Нестрой придал общественное звучание народному фарсу, усилил сатирическое его содержание. Нестрой и как актер виртуозно пользовался гротеском, заостряя социальный смысл драматургического текста. В импровизациях он откликался на злобу дня, нередко вступая в конфликт с австрийской цензурой.

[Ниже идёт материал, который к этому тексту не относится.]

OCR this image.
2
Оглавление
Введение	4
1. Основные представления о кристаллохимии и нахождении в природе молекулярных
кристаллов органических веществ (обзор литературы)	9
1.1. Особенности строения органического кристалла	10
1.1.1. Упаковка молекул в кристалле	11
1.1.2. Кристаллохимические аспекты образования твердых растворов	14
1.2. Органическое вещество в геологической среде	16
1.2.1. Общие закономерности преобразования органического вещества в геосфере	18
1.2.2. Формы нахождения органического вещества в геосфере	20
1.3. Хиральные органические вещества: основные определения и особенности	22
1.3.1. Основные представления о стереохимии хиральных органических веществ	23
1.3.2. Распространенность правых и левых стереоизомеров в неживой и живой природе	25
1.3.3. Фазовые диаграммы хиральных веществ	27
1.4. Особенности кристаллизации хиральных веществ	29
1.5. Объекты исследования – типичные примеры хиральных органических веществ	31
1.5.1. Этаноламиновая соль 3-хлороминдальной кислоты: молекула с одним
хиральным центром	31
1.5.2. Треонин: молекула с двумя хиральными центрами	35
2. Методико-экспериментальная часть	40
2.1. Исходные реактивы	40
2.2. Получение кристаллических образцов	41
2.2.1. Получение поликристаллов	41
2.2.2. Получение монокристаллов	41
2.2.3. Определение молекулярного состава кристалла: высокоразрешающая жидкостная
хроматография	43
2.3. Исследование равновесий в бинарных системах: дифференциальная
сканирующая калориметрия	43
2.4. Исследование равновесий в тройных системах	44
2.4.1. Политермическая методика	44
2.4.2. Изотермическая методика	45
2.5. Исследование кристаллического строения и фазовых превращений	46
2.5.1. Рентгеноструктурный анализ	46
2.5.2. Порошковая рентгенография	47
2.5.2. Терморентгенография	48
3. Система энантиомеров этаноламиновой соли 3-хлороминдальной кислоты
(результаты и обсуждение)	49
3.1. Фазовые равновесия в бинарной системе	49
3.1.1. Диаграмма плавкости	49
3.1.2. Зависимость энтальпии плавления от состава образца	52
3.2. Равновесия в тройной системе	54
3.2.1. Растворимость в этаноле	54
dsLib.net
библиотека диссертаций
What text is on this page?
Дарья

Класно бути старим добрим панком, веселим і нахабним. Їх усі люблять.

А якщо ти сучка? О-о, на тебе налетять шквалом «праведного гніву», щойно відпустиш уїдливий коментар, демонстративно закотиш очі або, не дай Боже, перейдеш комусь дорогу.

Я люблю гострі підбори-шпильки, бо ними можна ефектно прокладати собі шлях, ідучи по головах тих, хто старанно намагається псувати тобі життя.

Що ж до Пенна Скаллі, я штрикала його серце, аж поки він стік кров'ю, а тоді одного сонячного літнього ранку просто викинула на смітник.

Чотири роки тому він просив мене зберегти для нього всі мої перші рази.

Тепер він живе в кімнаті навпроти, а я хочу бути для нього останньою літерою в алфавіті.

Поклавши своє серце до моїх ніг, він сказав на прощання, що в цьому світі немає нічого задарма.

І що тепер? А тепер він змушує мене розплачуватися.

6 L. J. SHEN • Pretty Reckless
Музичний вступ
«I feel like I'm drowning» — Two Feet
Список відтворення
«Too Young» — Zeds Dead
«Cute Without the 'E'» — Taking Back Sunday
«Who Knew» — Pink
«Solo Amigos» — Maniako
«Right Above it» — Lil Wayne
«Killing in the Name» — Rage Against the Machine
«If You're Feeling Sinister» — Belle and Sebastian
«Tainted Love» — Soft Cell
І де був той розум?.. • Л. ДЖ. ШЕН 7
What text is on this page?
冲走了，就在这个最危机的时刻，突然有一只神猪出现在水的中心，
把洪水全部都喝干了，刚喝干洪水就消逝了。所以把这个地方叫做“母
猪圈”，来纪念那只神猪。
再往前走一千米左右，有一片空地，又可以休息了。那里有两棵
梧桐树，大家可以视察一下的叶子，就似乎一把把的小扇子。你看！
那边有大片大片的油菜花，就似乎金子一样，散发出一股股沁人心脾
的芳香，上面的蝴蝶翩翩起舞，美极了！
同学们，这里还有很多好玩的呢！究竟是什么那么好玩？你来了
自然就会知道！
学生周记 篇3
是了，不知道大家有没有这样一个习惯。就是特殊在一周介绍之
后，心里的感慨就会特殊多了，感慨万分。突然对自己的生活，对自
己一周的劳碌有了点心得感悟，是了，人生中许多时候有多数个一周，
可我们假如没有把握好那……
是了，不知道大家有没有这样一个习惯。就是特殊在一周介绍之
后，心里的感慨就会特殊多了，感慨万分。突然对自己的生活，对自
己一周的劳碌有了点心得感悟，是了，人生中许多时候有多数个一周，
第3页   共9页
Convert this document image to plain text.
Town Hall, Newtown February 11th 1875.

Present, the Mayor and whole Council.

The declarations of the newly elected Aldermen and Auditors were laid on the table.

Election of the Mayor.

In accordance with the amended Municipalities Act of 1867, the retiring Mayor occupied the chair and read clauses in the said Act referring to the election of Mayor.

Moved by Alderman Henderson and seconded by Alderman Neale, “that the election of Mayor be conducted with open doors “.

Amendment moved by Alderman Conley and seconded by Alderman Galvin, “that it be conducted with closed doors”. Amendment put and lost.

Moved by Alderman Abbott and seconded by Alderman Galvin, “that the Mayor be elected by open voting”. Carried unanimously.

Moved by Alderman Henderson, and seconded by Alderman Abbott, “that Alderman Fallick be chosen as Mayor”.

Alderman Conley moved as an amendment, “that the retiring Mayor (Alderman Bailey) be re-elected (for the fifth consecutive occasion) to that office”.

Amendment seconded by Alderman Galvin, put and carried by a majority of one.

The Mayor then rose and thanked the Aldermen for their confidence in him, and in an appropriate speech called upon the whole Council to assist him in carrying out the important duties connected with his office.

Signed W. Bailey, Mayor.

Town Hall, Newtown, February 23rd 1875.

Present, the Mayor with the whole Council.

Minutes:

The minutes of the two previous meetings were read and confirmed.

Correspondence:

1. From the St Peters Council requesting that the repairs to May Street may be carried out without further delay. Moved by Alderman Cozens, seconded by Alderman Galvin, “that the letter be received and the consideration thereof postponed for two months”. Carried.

Изменилась в его творчестве и роль фантастики. Уже Раймунд приземлял сказочное, разрушая иллюзии. И все же романтическая символика (осложненная барочными влияниями) занимала большое место в комедиях Раймунда, определяла их романтическую направленность. Фантастика в ранних пьесах Нестроя — художественный прием, помогающий раскрывать реальные отношения между людьми. Правда, в произведениях, написанных до 40-х годов, у него остаются непременными персонажами разные духи, злые и добрые. Самое видное место среди этих произведений занимает «волшебный фарс с куплетами» под названием «Злой

84

дух бродяга, или Бесшабашная троица» (1833, опубл. 1835), прославивший имя автора во всей Европе.

В основу сюжета положена новелла К. Вайсфлога, современника и земляка драматурга. В ней рассказывается о трех странствующих ремесленниках, простодушных и чистых сердцем забулдыгах, выигравших деньги, но не сумевших воспользоваться ими и составить себе капитал, что не преминул бы сделать на их месте всякий филистер. Новелла Вайсфлога написана в стиле сентиментальной истории о простых людях, которые проводят свою жизнь в беззаботной бедности: бедность является своего рода формой существования «естественного человека». Автор, умиляясь этим, как бы косвенно отрицает значение богатства, варьируя один из мотивов романтической литературы. У Нестроя же нет никакого умиления перед бедностью. Его веселые бездельники поданы в реалистическом освещении — это здравомыслящие немецкие подмастерья, со своей собственной мудростью, со своим очень цельным отношением к жизни; они не прочь быть богатыми, но и так не унывают.